After all of this, I want to emphasize that killing in a conflict is (or should be) completely and exclusively linked to the Conflict Goal and degree of Compromise. Those rules are pretty well written. As GM, you can easily enforce the rules for killing and conflicts rather than determine the logic of what device is being used.
In addition, I’ve got to say that anything explosive which can be a detriment to mice or animals is probably also a detriment to mice of the patrol–particularly highly explosive detonators with shrapnel. You should ensure that any explosive used to kill has as much danger to mice as to an opponent.
[opinionated rant ahead]The final comment is that MG really isn’t about the killing, and kinda isn’t about the ‘rule of cool’–it would seem pretty cool for a game of mice with guns and bombs–but that’s a play-group dependent choice. I’d say that MG is largely about the BIGs, and a bit about the relationships, and centrally focused on the Oath and Duties of the Guard.
So, if having explosives is being used as a part of the campaign themes, BIGs, and the relationships, I guess, I’d have to say, “the Guard prevail.” However, if it’s just about being cool and powerful, maybe take a moment to read Baldwin the Brave and Other Tales and/or Legends of the Guard Vol 1 - 3 for ideas about what MG is really about. Yes, there’s some killing, some fighting, and some cool stuff, but there’s also loads of underlying lessons.
[/opinionated rant over]
We decided that bombs in our game can do the same amount of injury than mice with a sword when we speaking of Natural order. The conversation was really good and after that I think we have same kind of realization of the bombs’ powers. And about the ad-hoc skill option, I think it is not a problem that player has the availabilities to craft bombs (scientist) and fight with them (fighter). My group doesn’t have others who hve the scientist ability so it doesnt take anythin away from anyone. It is nice to have an scientist in the patrol after all : )
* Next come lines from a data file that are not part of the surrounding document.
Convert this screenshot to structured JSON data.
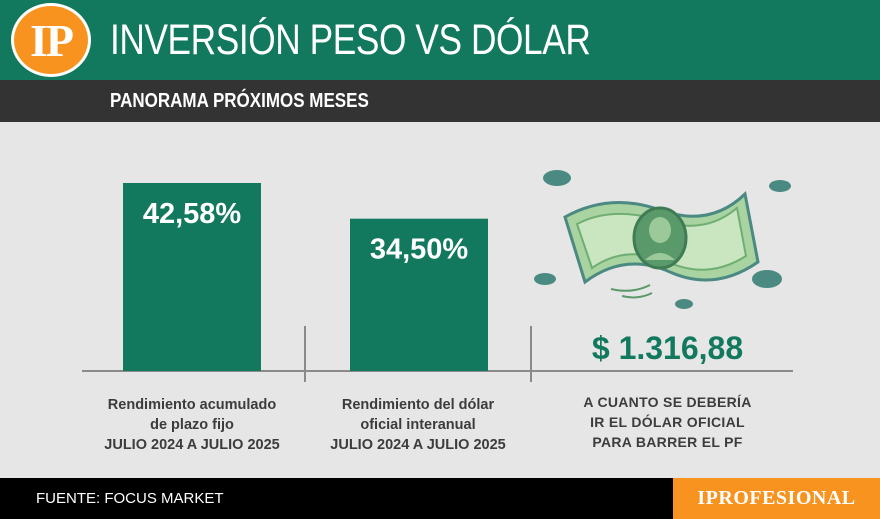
{
  "header": {
    "logo_text": "IP",
    "title": "INVERSIÓN PESO VS DÓLAR"
  },
  "subheader": {
    "title": "PANORAMA PRÓXIMOS MESES"
  },
  "chart_data": {
    "type": "bar",
    "categories": [
      [
        "Rendimiento acumulado",
        "de plazo fijo",
        "JULIO 2024 A JULIO 2025"
      ],
      [
        "Rendimiento del dólar",
        "oficial interanual",
        "JULIO 2024 A JULIO 2025"
      ]
    ],
    "values": [
      42.58,
      34.5
    ],
    "value_labels": [
      "42,58%",
      "34,50%"
    ],
    "ylim": [
      0,
      42.58
    ],
    "color": "#12795f",
    "grid": false
  },
  "highlight": {
    "value": "$ 1.316,88",
    "caption": [
      "A CUANTO SE DEBERÍA",
      "IR EL DÓLAR OFICIAL",
      "PARA BARRER EL PF"
    ],
    "icon": "dollar-bill-icon"
  },
  "footer": {
    "source": "FUENTE: FOCUS MARKET",
    "brand": "IPROFESIONAL"
  },
  "colors": {
    "primary": "#12795f",
    "accent": "#f7931e",
    "dark": "#333333",
    "background": "#e6e6e6"
  }
}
What would chart like this look like?
Quantity: couple, many, a stack
Effect: Feinting, taunting, demolishing
Power: in same natural order than mice, one higher in natural order, two higher from natural order and structures
The final comment is that MG really isn’t about the killing, and kinda isn’t about the ‘rule of cool’–it would seem pretty cool for a game of mice with guns and bombs–but that’s a play-group dependent choice. I’d say that MG is largely about the BIGs, and a bit about the relationships, and centrally focused on the Oath and Duties of the Guard.
Yes the cause i play with MG is the BIGs an realitionships. But as a whole, one of the GM’s responsibilities is to be flexible with things like this. Pure MG might be better without explosives and talking about the character’s potential of fighting, but with certain role playing group it is good to make changes. My player wanted to play a alchemist mouse with explosives and didn’t want any swords or other ordinary weapons but bombs.